From Custodians to Stewards of AI-Mediated Scholarship
For many librarians, the rise of AI represents not only a challenge but also an opportunity. The profession has spent decades evolving from managing physical collections to supporting digital scholarship, data management and open access publishing. AI may represent the next phase of that development.
If libraries become (or are beginning to become) the institutions responsible for interrogating how AI interacts with scholarly methods — asking questions about provenance, transparency, attribution and integrity — then their role in the academic ecosystem could become even more central.
The survey data suggests many librarians recognize this. As one respondent put it: “The consensus is that AI is a transformative tool that requires guidance, not rejection.” In this sense, the current caution surrounding AI may reflect not resistance but responsibility.
What This Means for Scholarly Publishing
For academic publishers, these dynamics are significant. Libraries have long served as key intermediaries between publishers and researchers. As AI disrupts how knowledge is discovered, interpreted and produced, librarians may play an equally important role in shaping how these technologies are integrated into scholarly workflows.
Their caution signals that adoption will not simply be a matter of technological capability. Questions of trust, governance and academic integrity will remain central. Publishers therefore face many of the same questions librarians are already facing: how should AI tools be integrated into scholarly infrastructures and what safeguards are necessary to maintain confidence in the research record? What the research suggests librarians most want from publishers is not necessarily direct involvement in institutional governance, but transparency. Clear communication about how publishers themselves use AI, what protections are applied to content, and above all what steps are being taken to preserve research integrity in an environment where the authenticity of scholarly work can no longer be taken for granted.
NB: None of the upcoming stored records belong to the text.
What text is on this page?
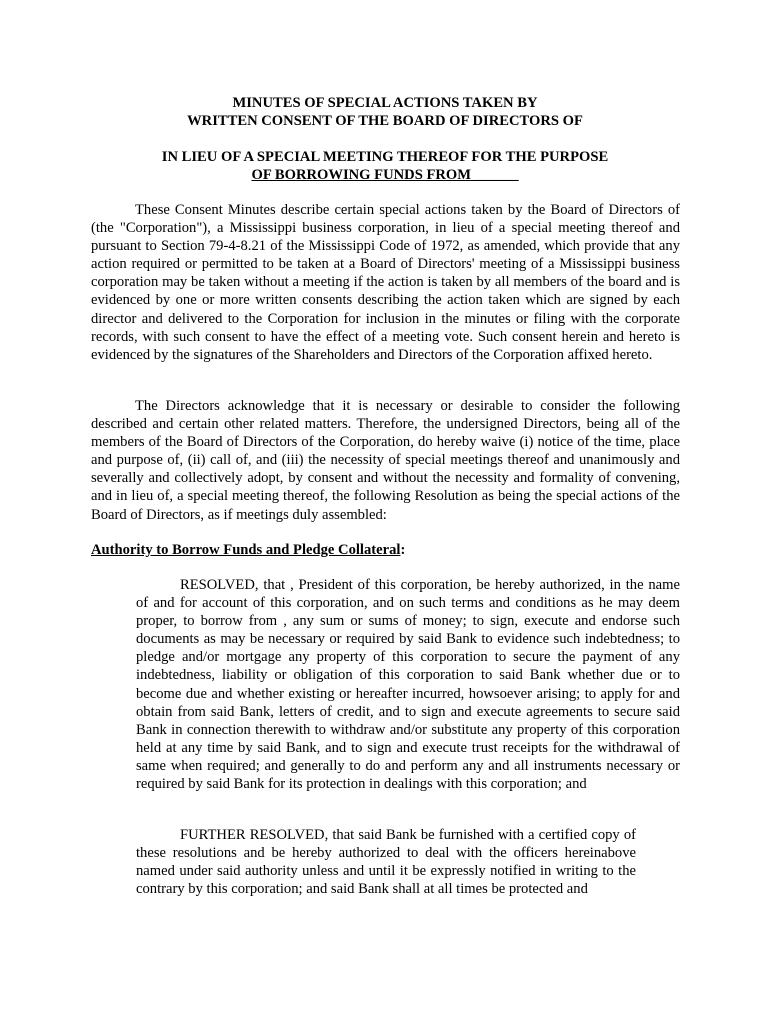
MINUTES OF SPECIAL ACTIONS TAKEN BY
WRITTEN CONSENT OF THE BOARD OF DIRECTORS OF
IN LIEU OF A SPECIAL MEETING THEREOF FOR THE PURPOSE
OF BORROWING FUNDS FROM ______

These Consent Minutes describe certain special actions taken by the Board of Directors of (the "Corporation"), a Mississippi business corporation, in lieu of a special meeting thereof and pursuant to Section 79-4-8.21 of the Mississippi Code of 1972, as amended, which provide that any action required or permitted to be taken at a Board of Directors' meeting of a Mississippi business corporation may be taken without a meeting if the action is taken by all members of the board and is evidenced by one or more written consents describing the action taken which are signed by each director and delivered to the Corporation for inclusion in the minutes or filing with the corporate records, with such consent to have the effect of a meeting vote. Such consent herein and hereto is evidenced by the signatures of the Shareholders and Directors of the Corporation affixed hereto.

The Directors acknowledge that it is necessary or desirable to consider the following described and certain other related matters. Therefore, the undersigned Directors, being all of the members of the Board of Directors of the Corporation, do hereby waive (i) notice of the time, place and purpose of, (ii) call of, and (iii) the necessity of special meetings thereof and unanimously and severally and collectively adopt, by consent and without the necessity and formality of convening, and in lieu of, a special meeting thereof, the following Resolution as being the special actions of the Board of Directors, as if meetings duly assembled:

Authority to Borrow Funds and Pledge Collateral:

RESOLVED, that , President of this corporation, be hereby authorized, in the name of and for account of this corporation, and on such terms and conditions as he may deem proper, to borrow from , any sum or sums of money; to sign, execute and endorse such documents as may be necessary or required by said Bank to evidence such indebtedness; to pledge and/or mortgage any property of this corporation to secure the payment of any indebtedness, liability or obligation of this corporation to said Bank whether due or to become due and whether existing or hereafter incurred, howsoever arising; to apply for and obtain from said Bank, letters of credit, and to sign and execute agreements to secure said Bank in connection therewith to withdraw and/or substitute any property of this corporation held at any time by said Bank, and to sign and execute trust receipts for the withdrawal of same when required; and generally to do and perform any and all instruments necessary or required by said Bank for its protection in dealings with this corporation; and

FURTHER RESOLVED, that said Bank be furnished with a certified copy of these resolutions and be hereby authorized to deal with the officers hereinabove named under said authority unless and until it be expressly notified in writing to the contrary by this corporation; and said Bank shall at all times be protected and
Legitimate — But Still Contested
The survey’s headline statistic — that nearly 90% of librarians recognize AI as a legitimate institutional tool — captures only part of the story. Legitimacy reflects acceptance that the technology is here. It does not necessarily signal confidence in how it will be used.
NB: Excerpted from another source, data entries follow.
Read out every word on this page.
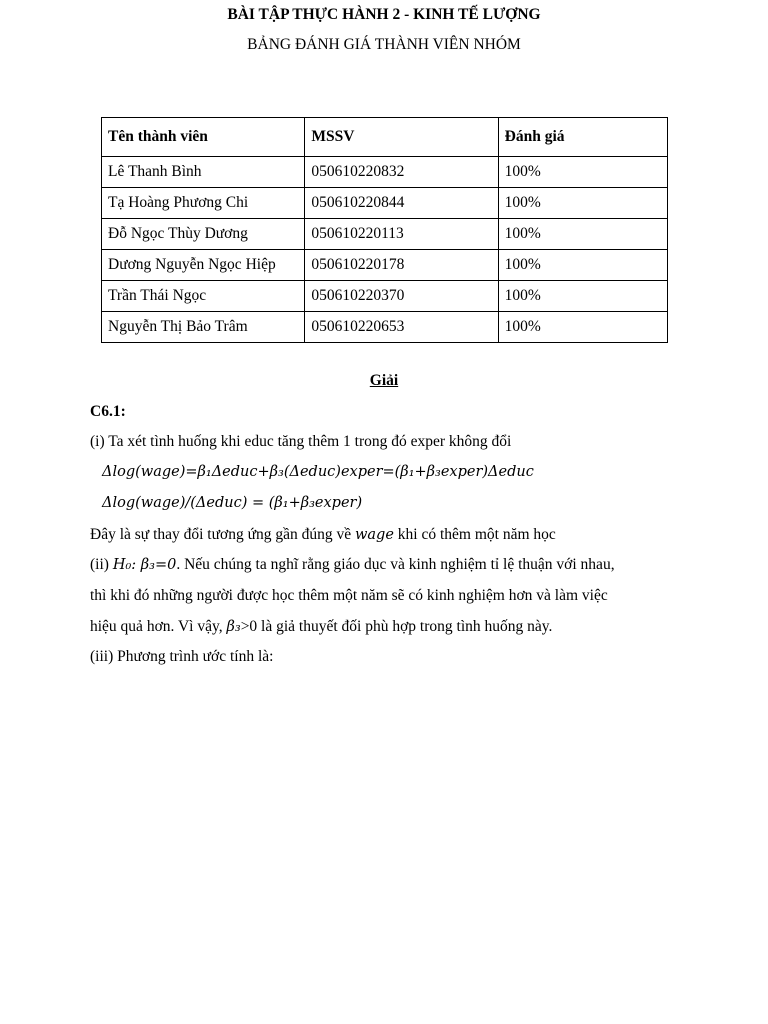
BÀI TẬP THỰC HÀNH 2 - KINH TẾ LƯỢNG
BẢNG ĐÁNH GIÁ THÀNH VIÊN NHÓM
Tên thành viên	MSSV	Đánh giá
Lê Thanh Bình	050610220832	100%
Tạ Hoàng Phương Chi	050610220844	100%
Đỗ Ngọc Thùy Dương	050610220113	100%
Dương Nguyễn Ngọc Hiệp	050610220178	100%
Trần Thái Ngọc	050610220370	100%
Nguyễn Thị Bảo Trâm	050610220653	100%
Giải
C6.1:
(i) Ta xét tình huống khi educ tăng thêm 1 trong đó exper không đổi
Δlog(wage)=β₁Δeduc+β₃(Δeduc)exper=(β₁+β₃exper)Δeduc
Δlog(wage)/(Δeduc) = (β₁+β₃exper)
Đây là sự thay đổi tương ứng gần đúng về wage khi có thêm một năm học
(ii) H₀: β₃=0. Nếu chúng ta nghĩ rằng giáo dục và kinh nghiệm tỉ lệ thuận với nhau,
thì khi đó những người được học thêm một năm sẽ có kinh nghiệm hơn và làm việc
hiệu quả hơn. Vì vậy, β₃>0 là giả thuyết đối phù hợp trong tình huống này.
(iii) Phương trình ước tính là:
Across the global librarian community, AI is simultaneously viewed as an opportunity, a risk and an open question. And in between those perspectives lies something important: the future of AI in academia will not be determined solely by how quickly it is deployed but by how carefully it is governed. Libraries may prove central to that process. The question is whether institutions, publishers and policymakers will recognise this before the decisions that matter most have already been made.